View Full Version : What do you make of this?
lspencer534
08-05-2017, 8:02pm
Workers at Nissan Motor Co Ltd's plant in Canton, Mississippi, voted nearly two to one against union representation, the company and the United Auto Workers (UAW) said late on Friday.
The vote at the end of a bitterly contested campaign extended a decades-long record of failure by the union to organize a major automaker's plant in the U.S. South.
The vote at the Canton plant could leave the UAW weakened ahead of contract negotiations with the Detroit Three automakers in 2019, when many analysts are predicting a cyclical slump for U.S. auto sales.
The last failed UAW vote in the U.S. South, at a Volkswagen AG plant in Chattanooga in 2014, was far closer than the tally in Mississippi.

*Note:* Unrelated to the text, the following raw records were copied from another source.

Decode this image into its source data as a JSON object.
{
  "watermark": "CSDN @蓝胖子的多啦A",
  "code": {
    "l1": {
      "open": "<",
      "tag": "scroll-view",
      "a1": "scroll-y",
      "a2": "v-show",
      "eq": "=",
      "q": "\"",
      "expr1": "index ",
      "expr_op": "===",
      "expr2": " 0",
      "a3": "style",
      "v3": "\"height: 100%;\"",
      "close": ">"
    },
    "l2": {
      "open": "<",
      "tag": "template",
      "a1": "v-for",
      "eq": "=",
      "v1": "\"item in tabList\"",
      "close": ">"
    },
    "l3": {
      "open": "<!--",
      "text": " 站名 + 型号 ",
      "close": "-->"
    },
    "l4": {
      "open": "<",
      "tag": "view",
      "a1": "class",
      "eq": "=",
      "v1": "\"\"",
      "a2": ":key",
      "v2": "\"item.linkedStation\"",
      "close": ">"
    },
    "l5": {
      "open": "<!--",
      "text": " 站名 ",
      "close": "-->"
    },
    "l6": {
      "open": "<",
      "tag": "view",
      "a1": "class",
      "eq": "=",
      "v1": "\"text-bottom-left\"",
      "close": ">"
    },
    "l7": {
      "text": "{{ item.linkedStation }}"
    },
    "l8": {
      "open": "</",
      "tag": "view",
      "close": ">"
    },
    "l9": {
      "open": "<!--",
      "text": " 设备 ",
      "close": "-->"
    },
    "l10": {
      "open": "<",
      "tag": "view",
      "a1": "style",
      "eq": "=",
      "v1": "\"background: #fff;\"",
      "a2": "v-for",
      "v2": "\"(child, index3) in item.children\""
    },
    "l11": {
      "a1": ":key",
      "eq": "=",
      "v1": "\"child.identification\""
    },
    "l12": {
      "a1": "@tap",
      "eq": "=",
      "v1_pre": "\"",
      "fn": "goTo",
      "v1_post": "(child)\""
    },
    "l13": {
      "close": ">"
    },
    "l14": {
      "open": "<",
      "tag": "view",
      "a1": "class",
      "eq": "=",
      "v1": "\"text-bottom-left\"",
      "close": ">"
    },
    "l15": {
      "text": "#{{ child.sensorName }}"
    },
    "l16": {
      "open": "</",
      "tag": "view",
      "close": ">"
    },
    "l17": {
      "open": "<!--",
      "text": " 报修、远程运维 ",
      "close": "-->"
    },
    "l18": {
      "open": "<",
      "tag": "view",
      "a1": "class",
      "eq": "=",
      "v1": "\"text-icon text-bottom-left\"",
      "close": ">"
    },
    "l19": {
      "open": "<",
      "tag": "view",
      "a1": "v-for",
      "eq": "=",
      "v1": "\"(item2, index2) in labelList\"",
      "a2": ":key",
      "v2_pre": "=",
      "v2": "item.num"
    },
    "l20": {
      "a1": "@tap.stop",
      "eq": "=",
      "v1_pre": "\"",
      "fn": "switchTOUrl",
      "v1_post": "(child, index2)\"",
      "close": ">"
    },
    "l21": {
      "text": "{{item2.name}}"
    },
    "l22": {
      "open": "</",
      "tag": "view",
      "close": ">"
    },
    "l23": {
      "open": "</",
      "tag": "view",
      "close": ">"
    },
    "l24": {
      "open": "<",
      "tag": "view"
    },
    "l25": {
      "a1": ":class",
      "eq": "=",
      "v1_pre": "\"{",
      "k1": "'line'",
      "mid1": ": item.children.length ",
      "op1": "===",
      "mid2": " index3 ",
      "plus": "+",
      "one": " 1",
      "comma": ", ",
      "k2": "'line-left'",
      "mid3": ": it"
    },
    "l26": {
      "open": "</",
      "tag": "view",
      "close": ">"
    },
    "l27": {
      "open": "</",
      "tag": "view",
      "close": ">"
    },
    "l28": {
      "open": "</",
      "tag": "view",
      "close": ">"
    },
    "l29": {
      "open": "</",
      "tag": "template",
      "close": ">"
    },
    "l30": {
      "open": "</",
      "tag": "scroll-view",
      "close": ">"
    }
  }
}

Pro-union workers say the Nissan plant - which builds Nissan Murano sport utility vehicles, commercial vans, and Titan and Frontier pickup trucks - has a poor safety record and the automaker moved them to a 401(k) defined retirement plan from a traditional pension fund.
The UAW had put 10 years of groundwork into the vote at the Japanese automaker's Mississippi facility, after two unsuccessful attempts at a Nissan plant in Tennessee, only to fall well short in a bitterly contested campaign that the union maintained was a continuation of the civil rights struggle of the 1960s.
Nissan said the tally of votes, which was overseen by the U.S. National Labor Relations Board (NLRB), was 2,244 votes against unionization to 1,307 in favor.
https://www.reuters.com/article/us-uaw-mississippi-nissan-idUSKBN1AL02O
Black94lt1
08-05-2017, 8:21pm
My guess is that the workers don't see the benefits of the UAW. Many years ago the benefits were clear, things like safety were a real issue and the unions helped improve that, I'm just not sure those types of issues are as significant these days.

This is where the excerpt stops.